Personalmento credo che la santità dei santi è frutto di fede che fa operare senza tante chiacchiere per un fine comune e che tutti si può esser piccoli Santi. Basterebbe applicare un po’ del pensiero di san Francesco: “Dove è odio, fa’ che io porti l’amore. Dove è offesa, che io porti il perdono. Dove è discordia, che io porti l’unione. Dove è dubbio, che io porti la fede. Dove è errore, che io porti la verità. Dove è disperazione, che io porti la speranza. Dove è tristezza, che io porti la gioia. Dove sono le tenebre, che io porti la luce” Non è facile ma ci si può provare. Nel mondo celeste ce ne debbono essere tanti di Santi a noi sconosciuti ma non a Dio che hanno e continuano a operare nell’umano. Quello che mi auguro che Tutti i Santi celebri e anonimi aiutino la gente della mia terra a trovare la strada della luce positiva che non aspetta le promesse dei politicanti per camminare e risollevarsi dal dolore immane che oggi li attanaglia in una morsa che polverizza i sogni, il lavoro di una vita, il futuro di figli, uomini, donne. Credo che i Santi lo faranno, ma credo anche che non dovranno faticare molto perchè in quei volti sconvolti vedo tanti “piccoli e grandi santi e sante” nel cui cuore intrepido alberga forza, coraggio, fede e attaccamento a quei valori radicati che nessun sisma può distruggere, magari temporaneamente scompigliare, disorientare, ma sempre lì ben saldi, radicati come sono in mente, mani, cuore.
Ho un po’ divagato e forse mescolato emozioni e pensieri, tuttavia in me ognissanti resta un giorno speciale da celebrare con profonda spiritualità. Concludendo, mi piace ricordare che la festa di Tutti i Santi ha origini molto antiche. Nata come festa pagana agricola, sembra celtica, per celebrare la separazione della natura dal periodo di crescita e rigoglio a quello di stallo e inerzia, nel tempo ha subito un processo storico-culturale- religioso passando nel 1475 in tutto l’occidente da ricorrenza profana a sacra. Tuttavia mai si sono spente le sue origini pagane. Negli ultimi anni in tanti paesi di cultura prevalente anglosassone da sotto le sue ceneri è scaturita l’usanza di halloween che con le sue “mostruosità” è tutt’altro che celebrativa di vite e testimoni santifichi. Purtroppo sta prendendo piede anche nelle nostre tradizioni cancellando tanti valori legati non solo alla fede religiosa ma a quella etica e sociale. Capisco di arricchire le usanze originarie di Ognissanti con qualche tocco di “modernità” quello che non comprendo è sostituirle con zucche vuote, o cancellarle con vampiri, feticci e mascheramenti horror. Non sarà che con le zucche svuotate si cerca di svuotare pure la sapienza e con i mascheramenti orripilanti di creare un mondo di mostri. Sarebbe uno scherzetto tutt’altro che dolcetto per la civiltà !
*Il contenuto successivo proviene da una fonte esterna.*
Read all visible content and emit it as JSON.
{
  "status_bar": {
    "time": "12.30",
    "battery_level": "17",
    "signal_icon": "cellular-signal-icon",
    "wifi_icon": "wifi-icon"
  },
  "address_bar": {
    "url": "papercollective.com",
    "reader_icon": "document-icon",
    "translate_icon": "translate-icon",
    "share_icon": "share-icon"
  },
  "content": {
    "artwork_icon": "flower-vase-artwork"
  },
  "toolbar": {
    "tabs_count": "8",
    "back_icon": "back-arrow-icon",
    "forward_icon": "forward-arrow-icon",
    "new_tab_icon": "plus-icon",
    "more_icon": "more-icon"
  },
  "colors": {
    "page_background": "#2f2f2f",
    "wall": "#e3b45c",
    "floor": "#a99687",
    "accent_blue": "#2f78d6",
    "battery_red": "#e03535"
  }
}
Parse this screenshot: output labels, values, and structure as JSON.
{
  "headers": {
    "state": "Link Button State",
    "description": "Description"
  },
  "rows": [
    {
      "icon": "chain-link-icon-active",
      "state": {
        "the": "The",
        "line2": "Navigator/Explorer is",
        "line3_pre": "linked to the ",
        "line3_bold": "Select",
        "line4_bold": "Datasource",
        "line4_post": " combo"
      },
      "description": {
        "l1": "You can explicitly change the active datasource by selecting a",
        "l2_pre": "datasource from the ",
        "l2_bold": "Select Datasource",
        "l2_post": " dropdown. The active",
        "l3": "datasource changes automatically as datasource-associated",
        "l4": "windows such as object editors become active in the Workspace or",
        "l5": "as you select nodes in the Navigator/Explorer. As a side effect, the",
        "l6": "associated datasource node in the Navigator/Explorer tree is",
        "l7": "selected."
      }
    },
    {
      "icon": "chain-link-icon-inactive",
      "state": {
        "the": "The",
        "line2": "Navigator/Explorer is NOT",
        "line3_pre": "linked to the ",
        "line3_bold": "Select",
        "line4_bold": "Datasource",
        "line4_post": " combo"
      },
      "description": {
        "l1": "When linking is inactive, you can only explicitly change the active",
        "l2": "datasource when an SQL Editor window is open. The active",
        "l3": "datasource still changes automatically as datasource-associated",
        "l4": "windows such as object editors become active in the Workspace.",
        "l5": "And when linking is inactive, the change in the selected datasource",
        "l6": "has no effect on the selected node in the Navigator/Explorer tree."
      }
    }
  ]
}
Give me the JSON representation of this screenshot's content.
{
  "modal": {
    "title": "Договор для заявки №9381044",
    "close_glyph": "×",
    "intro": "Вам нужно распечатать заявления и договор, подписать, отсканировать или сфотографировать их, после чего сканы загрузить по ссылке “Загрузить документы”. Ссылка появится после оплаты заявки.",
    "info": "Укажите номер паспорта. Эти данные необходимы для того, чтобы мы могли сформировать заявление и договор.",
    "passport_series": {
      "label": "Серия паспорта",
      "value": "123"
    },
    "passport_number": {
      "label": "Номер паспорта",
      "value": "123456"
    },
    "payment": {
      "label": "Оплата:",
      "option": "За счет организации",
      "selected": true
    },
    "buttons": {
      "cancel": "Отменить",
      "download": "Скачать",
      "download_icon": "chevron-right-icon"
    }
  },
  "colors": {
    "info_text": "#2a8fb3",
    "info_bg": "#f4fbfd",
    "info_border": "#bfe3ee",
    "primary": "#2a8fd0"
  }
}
Con la certezza che il nostro  Santo ci aiuterà a mantenere un saggio equilibrio tra sacro e profano auguro a chi passa un all saints’ day di sano e tradizionale benessere fisico e spirituale.

bydif

…. In rappresentanza di tutti i Santi ho messo l’immagine di San Francesco, di Assisi. Spero che insieme a tutti gli altri suoi amici Santi aiuti la gente, della sua e mia terra e  quella di tutti i paesi martoriati dal terremoto, a resistere  a  angoscie e paure e a superare tutte le difficoltà materiali per ricostruirsi un futuro sereno.